Граф принялся прохаживаться по комнате; лицо его Гнило угрюмо.
— Вы не в духе, мой друг? — мягко спросила его леди Маубрей.
— Я? Вовсе нет! Я не совсем здоров.
Леди Маубрей снова умолкла, а граф продолжал ходить по комнате туда и сюда. Взглянув на Метеллу, он увидел, что она плачет.
— Полноте! Что с вами? — обратился он к ней, притворяясь крайне удивленным. — Проливать слезы из-за того, что у меня слегка заболело горло!
— Будь я уверена, что у вас болит горло, я бы не плакала.
— Благодарю, миледи, одолжили!
— Я пыталась бы вылечить вас, но боюсь, что недуг ваш неизлечим.
— Какой недуг? Объяснитесь.
— Взгляните на меня, Луиджи, — отвечала она, поднимаясь с места и обращая к нему свои поблекшие черты. — Название вашего недуга запечатлено у меня на лице…
— Вы поглупели, — отвечал он, пожимая плечами, — или нет: вы помешались оттого, что стареете! Но кто в этом виноват, я? Разве я могу остановить время?
— О да, мой друг, — возразила Метелла, — еще не поздно, и вы могли бы его остановить! — Она упала в кресло, бледная, трепещущая, и разрыдалась.
Граф был тронут, затем досада им овладела, и, поддавшись этому чувству, он грубо сказал леди Маубрей:
— Право, сударыня, вам не следовало бы плакать, красоты это вам не придаст. — И в сердцах ушел.
«Нет, решительно, пора кончать, — думал он, шагая по улице. — Долго прикидываться влюбленным, не испытывая любви, для меня непосильно. Мои ухищрения смахивают на лицемерие. И потом… слабоволие мое лишь поддерживает ложные надежды и длит мучения этой несчастной женщины. К чему нам подвергать себя такой пытке. Надо разрубить узел, если она не хочет его развязать».
Он повернул назад и застал ее в обмороке. Вокруг нее суетились служанки. Его охватила жалость, и он попросил у ней прощения. Когда она несколько успокоилась, он ушел вновь, более недовольный собою, чем если бы привел ее в бешенство. «Итак, совершенно ясно, — сказал он себе, сжимая кулаки под складками плаща, — у меня никогда недостанет мужества избавиться от надоевшей любовницы». Его обуял гнев, способный толкнуть на окончательное, бесповоротное решение, но в последнюю минуту он всякий раз сознавал, что не найдет в себе твердости переступить через отчаяние Метеллы. Что ни говори, ведь прежде он — искренно или из тщеславия — любил ее; целых десять лет он был счастлив близостью с нею; ей был он в немалой степени обязан блестящим положением в обществе; даже еще и теперь выдавались дни, когда она бывала так хороша, что все называли его счастливцем, — в такие дни он чувствовал себя на верху блаженства. «И, однако же, это необходимо, — размышлял он. — Еще немного, и она подурнеет безвозвратно, сделается гадка мне, а я не сумею скрывать свое отвращение; это приведет к разрыву жестокому, громкому; не лучше ли расстаться нынче, мирно и полюбовно…»

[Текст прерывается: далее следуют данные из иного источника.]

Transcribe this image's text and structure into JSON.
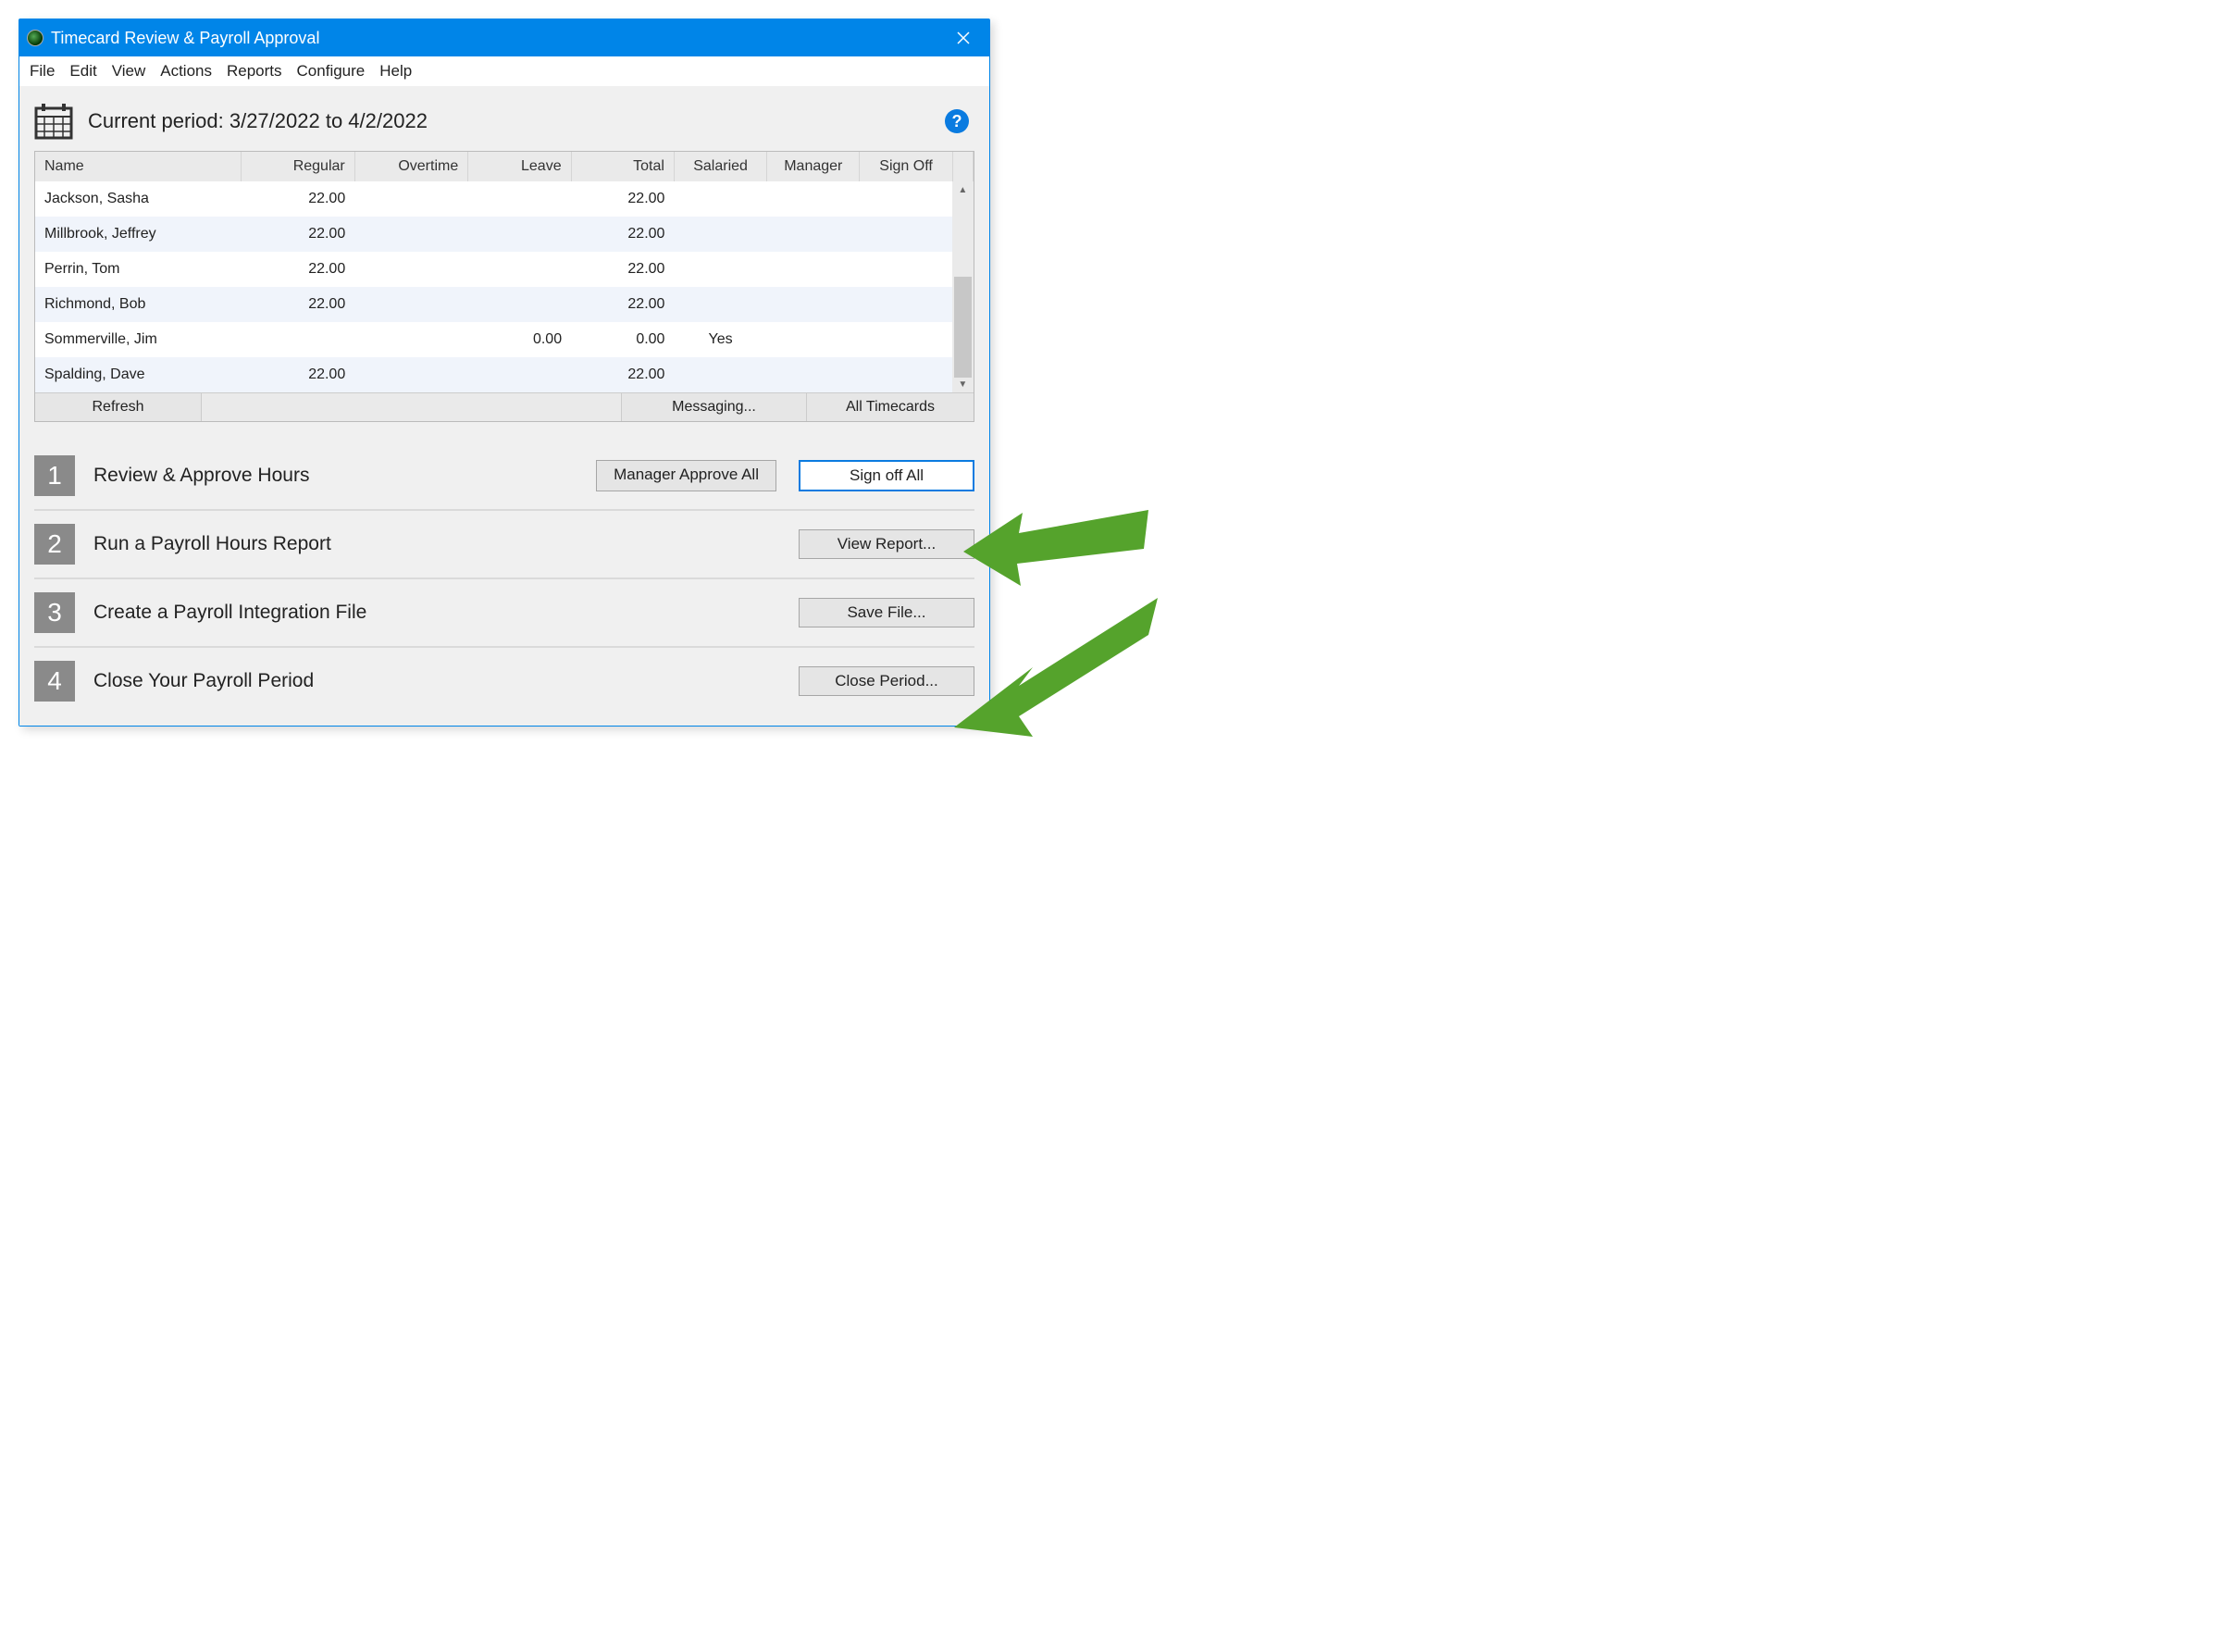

С добрый час он одиноко скитался по улицам при свете луны; он был так несчастен, что когда б леди Маубрей подозревала о его терзаниях, она бы сама поспешила навстречу его замыслу. Внезапно он остановился посреди мостовой, оглядываясь вокруг едва ли не с отчаянием, и увидел, что находится перед гостиницей, где живет Оливье. Он вошел, — не знаю почему, — да он и сам навряд ли знал это. Как бы то ни было, он осведомился о женевце, услышал с радостью, что тот у себя, и застал его за сборами на бал к некоему банкиру, которому Оливье был рекомендован. Швейцарец не знал, что и подумать: впервые видел он, чтобы граф был в таком беспокойстве, чтобы говорил, то и дело противореча самому себе; слова гостя казались совершенно несогласными с его характером и привычной сдержанностью. Столь странным образом Буондельмонте вел себя около четверти часа; затем он вдруг с горячностью пожал Оливье руку, заклинал женевца чаще бывать у леди Маубрей и, насказав ему тысячу преувеличенных любезностей, поспешно удалился, как человек, совершивший преступление.
Он пошел назад, к Метелле, но она чувствовала себя нездоровою и уже собиралась отойти ко сну; однако он убедил ее, что ей полезно развлечься, и пригласил отправиться с ним на бал к банкиру А***. У Метеллы не было никакой охоты ехать туда, но, видя, как горячо желает этого граф, она, чтобы сделать ему приятное, уступила и велела горничным подать ей бальный наряд.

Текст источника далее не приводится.